梅酒で乾杯
「あれ、珍しい。今日冷食?」
「うん。冷凍庫空けたかったの」
「なんで」
「梅を凍らすんだよ。梅酒作るの」
「なんで凍らすんだ?」
「だってほら、ここに書いてある。一晩凍らせた方がいいんだって」
「へぇ」
まだ疑問気な彼をよそに、冷蔵庫からビールを取り出してグラスについだ。
二人で食べるときは、必ずお酒も一緒に飲む。
「はい、乾杯。いただきます」
「いただきます」
グラスをカチンと鳴らして、ビールと共に箸を進める。
「……なぁ。
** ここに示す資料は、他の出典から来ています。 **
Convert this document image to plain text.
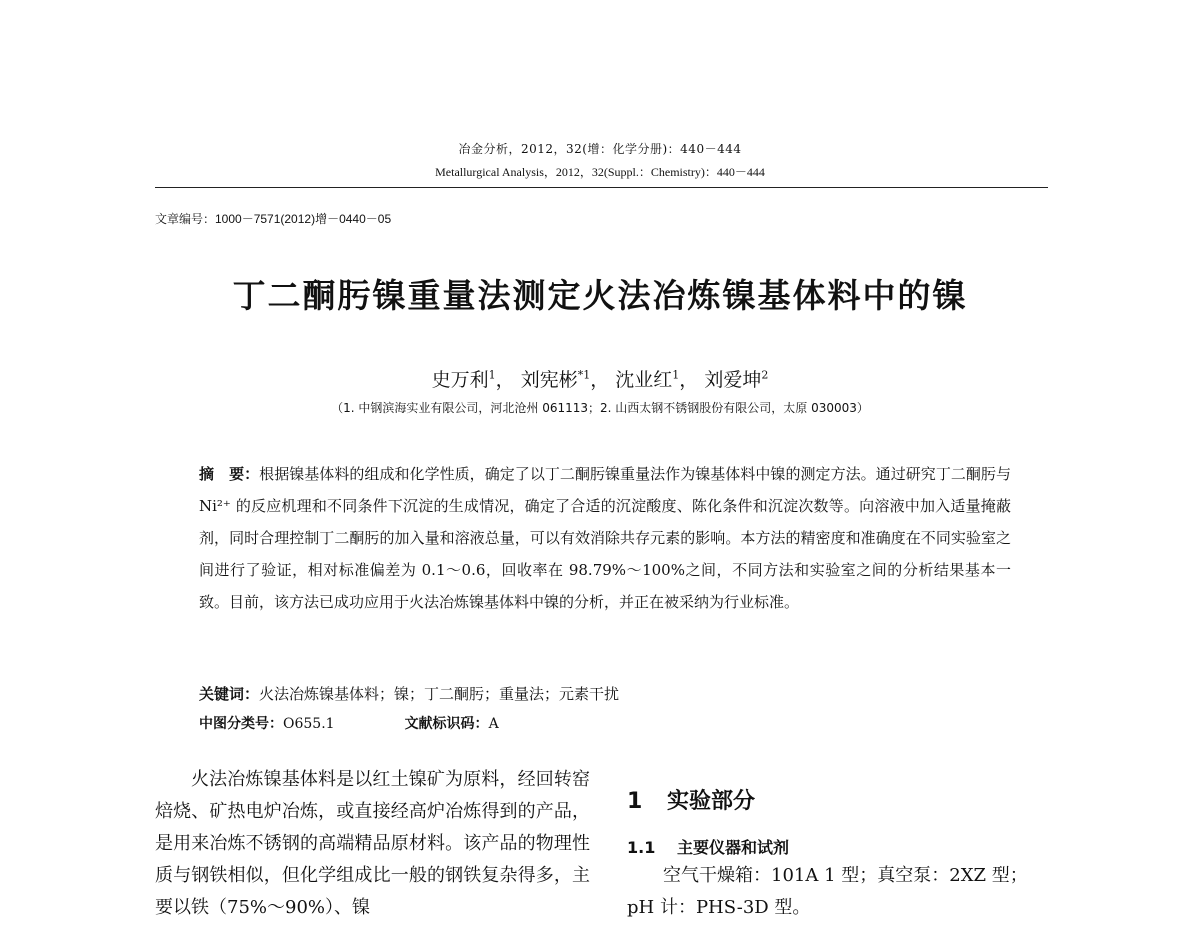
冶金分析，2012，32(增：化学分册)：440－444
Metallurgical Analysis，2012，32(Suppl.：Chemistry)：440－444
文章编号：1000－7571(2012)增－0440－05
丁二酮肟镍重量法测定火法冶炼镍基体料中的镍
史万利$^1$， 刘宪彬$^{*1}$， 沈业红$^1$， 刘爱坤$^2$
（1. 中钢滨海实业有限公司，河北沧州 061113；2. 山西太钢不锈钢股份有限公司，太原 030003）
摘　要：根据镍基体料的组成和化学性质，确定了以丁二酮肟镍重量法作为镍基体料中镍的测定方法。通过研究丁二酮肟与 Ni²⁺ 的反应机理和不同条件下沉淀的生成情况，确定了合适的沉淀酸度、陈化条件和沉淀次数等。向溶液中加入适量掩蔽剂，同时合理控制丁二酮肟的加入量和溶液总量，可以有效消除共存元素的影响。本方法的精密度和准确度在不同实验室之间进行了验证，相对标准偏差为 0.1～0.6，回收率在 98.79%～100%之间，不同方法和实验室之间的分析结果基本一致。目前，该方法已成功应用于火法冶炼镍基体料中镍的分析，并正在被采纳为行业标准。
关键词：火法冶炼镍基体料；镍；丁二酮肟；重量法；元素干扰
中图分类号：O655.1	文献标识码：A

火法冶炼镍基体料是以红土镍矿为原料，经回转窑焙烧、矿热电炉冶炼，或直接经高炉冶炼得到的产品，是用来冶炼不锈钢的高端精品原材料。该产品的物理性质与钢铁相似，但化学组成比一般的钢铁复杂得多，主要以铁（75%～90%）、镍

1 实验部分
1.1 主要仪器和试剂

空气干燥箱：101A 1 型；真空泵：2XZ 型；pH 计：PHS-3D 型。
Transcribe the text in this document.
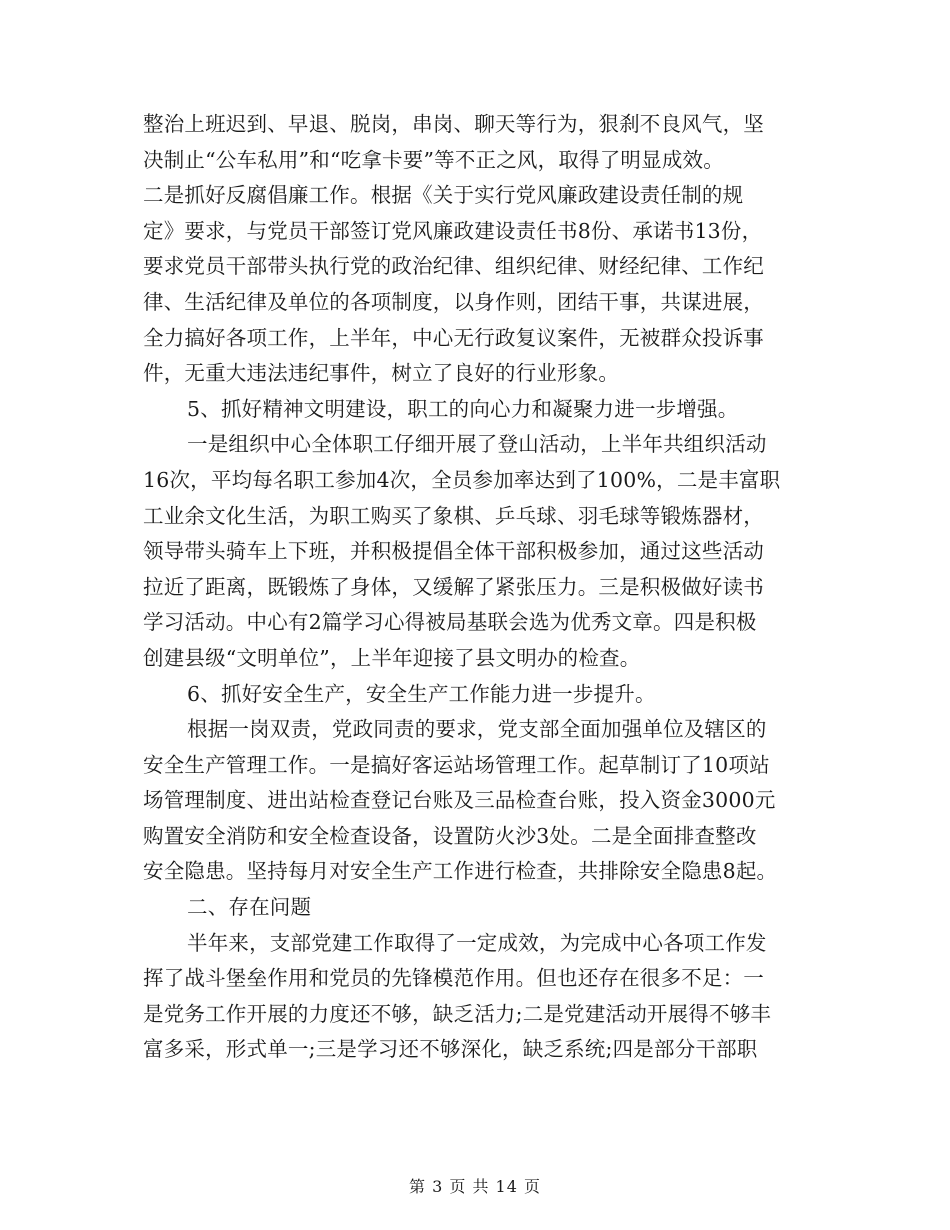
整治上班迟到、早退、脱岗，串岗、聊天等行为，狠刹不良风气，坚
决制止“公车私用”和“吃拿卡要”等不正之风，取得了明显成效。
二是抓好反腐倡廉工作。根据《关于实行党风廉政建设责任制的规
定》要求，与党员干部签订党风廉政建设责任书8份、承诺书13份，
要求党员干部带头执行党的政治纪律、组织纪律、财经纪律、工作纪
律、生活纪律及单位的各项制度，以身作则，团结干事，共谋进展，
全力搞好各项工作，上半年，中心无行政复议案件，无被群众投诉事
件，无重大违法违纪事件，树立了良好的行业形象。
5、抓好精神文明建设，职工的向心力和凝聚力进一步增强。
一是组织中心全体职工仔细开展了登山活动，上半年共组织活动
16次，平均每名职工参加4次，全员参加率达到了100%，二是丰富职
工业余文化生活，为职工购买了象棋、乒乓球、羽毛球等锻炼器材，
领导带头骑车上下班，并积极提倡全体干部积极参加，通过这些活动
拉近了距离，既锻炼了身体，又缓解了紧张压力。三是积极做好读书
学习活动。中心有2篇学习心得被局基联会选为优秀文章。四是积极
创建县级“文明单位”，上半年迎接了县文明办的检查。
6、抓好安全生产，安全生产工作能力进一步提升。
根据一岗双责，党政同责的要求，党支部全面加强单位及辖区的
安全生产管理工作。一是搞好客运站场管理工作。起草制订了10项站
场管理制度、进出站检查登记台账及三品检查台账，投入资金3000元
购置安全消防和安全检查设备，设置防火沙3处。二是全面排查整改
安全隐患。坚持每月对安全生产工作进行检查，共排除安全隐患8起。
二、存在问题
半年来，支部党建工作取得了一定成效，为完成中心各项工作发
挥了战斗堡垒作用和党员的先锋模范作用。但也还存在很多不足：一
是党务工作开展的力度还不够，缺乏活力;二是党建活动开展得不够丰
富多采，形式单一;三是学习还不够深化，缺乏系统;四是部分干部职
第 3 页 共 14 页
そう言えば、この間同期と飲み会したって言ったじゃん」
「うん」
「その時行った店、雰囲気が落ち着いていてよかったんだよ。今度行かない?」
一瞬体が竦む。
飲食店とか酒場とか、そういう場所はあまり得意じゃない。
人の笑い声が多くて、鬱期間の感覚が戻ってきそうで怖い。
自分が、他人と違う事を目の当たりにするのが怖い。
「えー。外で飲むのか……。いいよ。お金ももったいないし、家で」
「おごってやるよ。実加もたまには洒落っ気だして外に出よう?」
「う、うん。でも」
ためらいがちなあたしに、亘の顔が陰る。
折角誘ってくれてるのに、こんなんじゃダメだなぁ。
亘はあたしのリハビリのつもりで言ってくれてるんだろうし。